Design#

Cubed is composed of five layers: from the storage layer at the bottom, to the Array API layer at the top:

Five layer diagram

Blue blocks are implemented in Cubed, green in Rechunker, and red in other projects like Zarr and Beam.

Let’s go through the layers from the bottom:

Storage#

Every array in Cubed is backed by a Zarr array. This means that the array type inherits Zarr attributes including the underlying store (which may be on local disk, or a cloud store, for example), as well as the shape, dtype, and chunks. Chunks are the unit of storage and computation in this system.

Runtime#

Cubed uses external runtimes for computation.
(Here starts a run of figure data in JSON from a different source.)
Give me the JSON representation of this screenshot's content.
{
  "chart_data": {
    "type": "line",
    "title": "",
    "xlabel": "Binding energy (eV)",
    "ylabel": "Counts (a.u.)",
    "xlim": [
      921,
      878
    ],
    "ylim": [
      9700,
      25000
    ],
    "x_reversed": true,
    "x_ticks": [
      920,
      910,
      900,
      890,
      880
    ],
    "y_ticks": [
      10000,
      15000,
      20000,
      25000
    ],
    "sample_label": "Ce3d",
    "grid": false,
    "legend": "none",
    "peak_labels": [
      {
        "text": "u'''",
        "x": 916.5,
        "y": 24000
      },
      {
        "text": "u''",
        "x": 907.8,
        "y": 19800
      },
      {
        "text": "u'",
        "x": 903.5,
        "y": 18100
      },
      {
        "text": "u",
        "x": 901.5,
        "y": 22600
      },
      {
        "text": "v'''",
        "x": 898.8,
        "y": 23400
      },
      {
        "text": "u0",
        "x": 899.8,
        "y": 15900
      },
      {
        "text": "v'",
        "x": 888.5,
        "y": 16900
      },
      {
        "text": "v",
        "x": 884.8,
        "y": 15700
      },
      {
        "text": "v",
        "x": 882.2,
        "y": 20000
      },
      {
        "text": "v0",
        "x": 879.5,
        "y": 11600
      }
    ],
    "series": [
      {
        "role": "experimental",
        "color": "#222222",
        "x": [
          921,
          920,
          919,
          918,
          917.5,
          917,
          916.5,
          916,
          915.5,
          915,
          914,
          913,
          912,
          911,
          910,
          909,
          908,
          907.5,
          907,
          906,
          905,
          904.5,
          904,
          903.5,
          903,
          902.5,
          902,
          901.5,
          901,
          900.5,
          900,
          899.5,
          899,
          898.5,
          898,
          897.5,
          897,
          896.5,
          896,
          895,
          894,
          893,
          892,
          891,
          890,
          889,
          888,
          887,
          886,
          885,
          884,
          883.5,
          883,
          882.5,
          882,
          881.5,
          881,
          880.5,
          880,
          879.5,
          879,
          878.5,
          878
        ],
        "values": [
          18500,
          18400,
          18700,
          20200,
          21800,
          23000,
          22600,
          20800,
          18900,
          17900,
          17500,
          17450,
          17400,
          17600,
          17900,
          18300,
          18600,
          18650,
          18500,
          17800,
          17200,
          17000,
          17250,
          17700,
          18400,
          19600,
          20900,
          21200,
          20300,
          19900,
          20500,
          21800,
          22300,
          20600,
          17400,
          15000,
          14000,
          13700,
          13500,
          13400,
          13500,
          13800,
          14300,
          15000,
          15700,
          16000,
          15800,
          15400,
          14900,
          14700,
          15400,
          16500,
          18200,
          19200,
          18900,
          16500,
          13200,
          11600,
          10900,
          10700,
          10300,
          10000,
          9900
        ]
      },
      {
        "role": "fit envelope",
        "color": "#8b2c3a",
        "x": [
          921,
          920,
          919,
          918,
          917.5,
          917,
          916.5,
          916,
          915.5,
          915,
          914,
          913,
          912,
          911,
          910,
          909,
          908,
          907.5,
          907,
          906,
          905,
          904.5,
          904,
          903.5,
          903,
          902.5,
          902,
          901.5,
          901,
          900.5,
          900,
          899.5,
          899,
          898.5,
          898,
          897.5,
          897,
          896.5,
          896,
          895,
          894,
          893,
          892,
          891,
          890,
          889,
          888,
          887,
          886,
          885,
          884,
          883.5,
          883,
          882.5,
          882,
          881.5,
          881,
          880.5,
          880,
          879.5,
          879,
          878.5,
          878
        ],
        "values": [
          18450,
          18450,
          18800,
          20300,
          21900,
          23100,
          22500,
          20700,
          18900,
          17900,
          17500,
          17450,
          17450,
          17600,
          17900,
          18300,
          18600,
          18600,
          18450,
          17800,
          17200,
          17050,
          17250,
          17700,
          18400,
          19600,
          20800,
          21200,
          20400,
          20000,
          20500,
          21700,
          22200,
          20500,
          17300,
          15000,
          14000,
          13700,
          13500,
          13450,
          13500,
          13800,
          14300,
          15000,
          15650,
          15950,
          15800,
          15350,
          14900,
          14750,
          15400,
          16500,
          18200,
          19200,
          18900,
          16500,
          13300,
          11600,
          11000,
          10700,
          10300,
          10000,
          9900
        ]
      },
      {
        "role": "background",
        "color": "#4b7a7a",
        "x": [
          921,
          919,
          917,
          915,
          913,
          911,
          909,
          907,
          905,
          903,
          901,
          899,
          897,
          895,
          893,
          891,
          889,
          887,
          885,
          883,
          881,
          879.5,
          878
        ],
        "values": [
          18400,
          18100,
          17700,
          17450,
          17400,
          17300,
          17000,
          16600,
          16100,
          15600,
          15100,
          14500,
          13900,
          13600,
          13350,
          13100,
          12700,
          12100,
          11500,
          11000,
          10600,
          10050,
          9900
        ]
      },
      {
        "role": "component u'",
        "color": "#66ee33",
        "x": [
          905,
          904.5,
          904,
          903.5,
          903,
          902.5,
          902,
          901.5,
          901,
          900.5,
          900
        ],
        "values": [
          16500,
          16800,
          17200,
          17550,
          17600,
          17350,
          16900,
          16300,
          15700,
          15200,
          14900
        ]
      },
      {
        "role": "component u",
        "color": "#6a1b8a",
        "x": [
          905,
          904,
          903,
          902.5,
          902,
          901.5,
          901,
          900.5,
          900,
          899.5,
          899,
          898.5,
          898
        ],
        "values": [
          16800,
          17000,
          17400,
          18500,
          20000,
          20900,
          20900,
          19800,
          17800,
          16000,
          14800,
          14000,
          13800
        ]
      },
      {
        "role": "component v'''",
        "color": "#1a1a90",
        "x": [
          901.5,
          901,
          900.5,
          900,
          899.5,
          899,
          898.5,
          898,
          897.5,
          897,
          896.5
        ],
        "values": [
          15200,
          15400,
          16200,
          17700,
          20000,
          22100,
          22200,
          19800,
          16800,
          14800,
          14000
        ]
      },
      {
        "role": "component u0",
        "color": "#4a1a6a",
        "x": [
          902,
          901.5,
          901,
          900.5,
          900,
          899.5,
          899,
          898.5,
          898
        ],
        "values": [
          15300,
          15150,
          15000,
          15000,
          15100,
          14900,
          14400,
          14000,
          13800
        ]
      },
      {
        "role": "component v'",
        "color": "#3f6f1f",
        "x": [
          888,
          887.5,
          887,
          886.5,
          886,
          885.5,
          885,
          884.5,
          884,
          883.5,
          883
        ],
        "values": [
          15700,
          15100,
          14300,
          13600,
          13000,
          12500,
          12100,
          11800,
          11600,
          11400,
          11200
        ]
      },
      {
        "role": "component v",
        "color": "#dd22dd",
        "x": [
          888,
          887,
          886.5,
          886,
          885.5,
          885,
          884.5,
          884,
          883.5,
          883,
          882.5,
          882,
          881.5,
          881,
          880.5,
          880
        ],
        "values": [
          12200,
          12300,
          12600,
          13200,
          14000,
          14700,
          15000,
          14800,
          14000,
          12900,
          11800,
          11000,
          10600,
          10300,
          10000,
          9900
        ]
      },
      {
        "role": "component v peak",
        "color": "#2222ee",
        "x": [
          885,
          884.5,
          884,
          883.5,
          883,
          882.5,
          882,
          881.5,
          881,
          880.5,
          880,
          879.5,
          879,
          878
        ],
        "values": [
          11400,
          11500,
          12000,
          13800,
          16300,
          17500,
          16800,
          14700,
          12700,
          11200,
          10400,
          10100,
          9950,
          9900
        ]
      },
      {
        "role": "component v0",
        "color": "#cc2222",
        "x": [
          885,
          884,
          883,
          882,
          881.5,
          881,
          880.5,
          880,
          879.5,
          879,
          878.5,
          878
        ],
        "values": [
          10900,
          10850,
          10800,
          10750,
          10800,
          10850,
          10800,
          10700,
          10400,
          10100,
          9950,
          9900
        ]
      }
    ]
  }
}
It follows the Rechunker model (and uses its algorithm) to delegate tasks to stateless executors, which include Python (in-process), Lithops, Modal, and Apache Beam.

Primitive operations#

There are two primitive operations on arrays:

blockwise

Apply a function to multiple blocks from multiple inputs, expressed using concise indexing rules.

rechunk

Change the chunking of an array, without changing its shape or dtype.

Core operations#

These are built on top of the primitive operations, and provide functions that are needed to implement all array operations.

elemwise

Apply a function elementwise to array arguments, respecting broadcasting.

map_blocks

Apply a function to corresponding blocks from multiple input arrays.

map_direct

Apply a function across blocks of a new array, reading directly from side inputs (not necessarily in a blockwise fashion).

index

Subset an array, along one or more axes.

reduction

Apply a function to reduce an array along one or more axes.

arg_reduction

A reduction that returns the array indexes, not the values.

Array API#

The new Python Array API was chosen for the public API as it provides a useful, well-defined subset of the NumPy API. There are a few extensions, including Zarr IO, random number generation, and operations like map_blocks which are heavily used in Dask applications.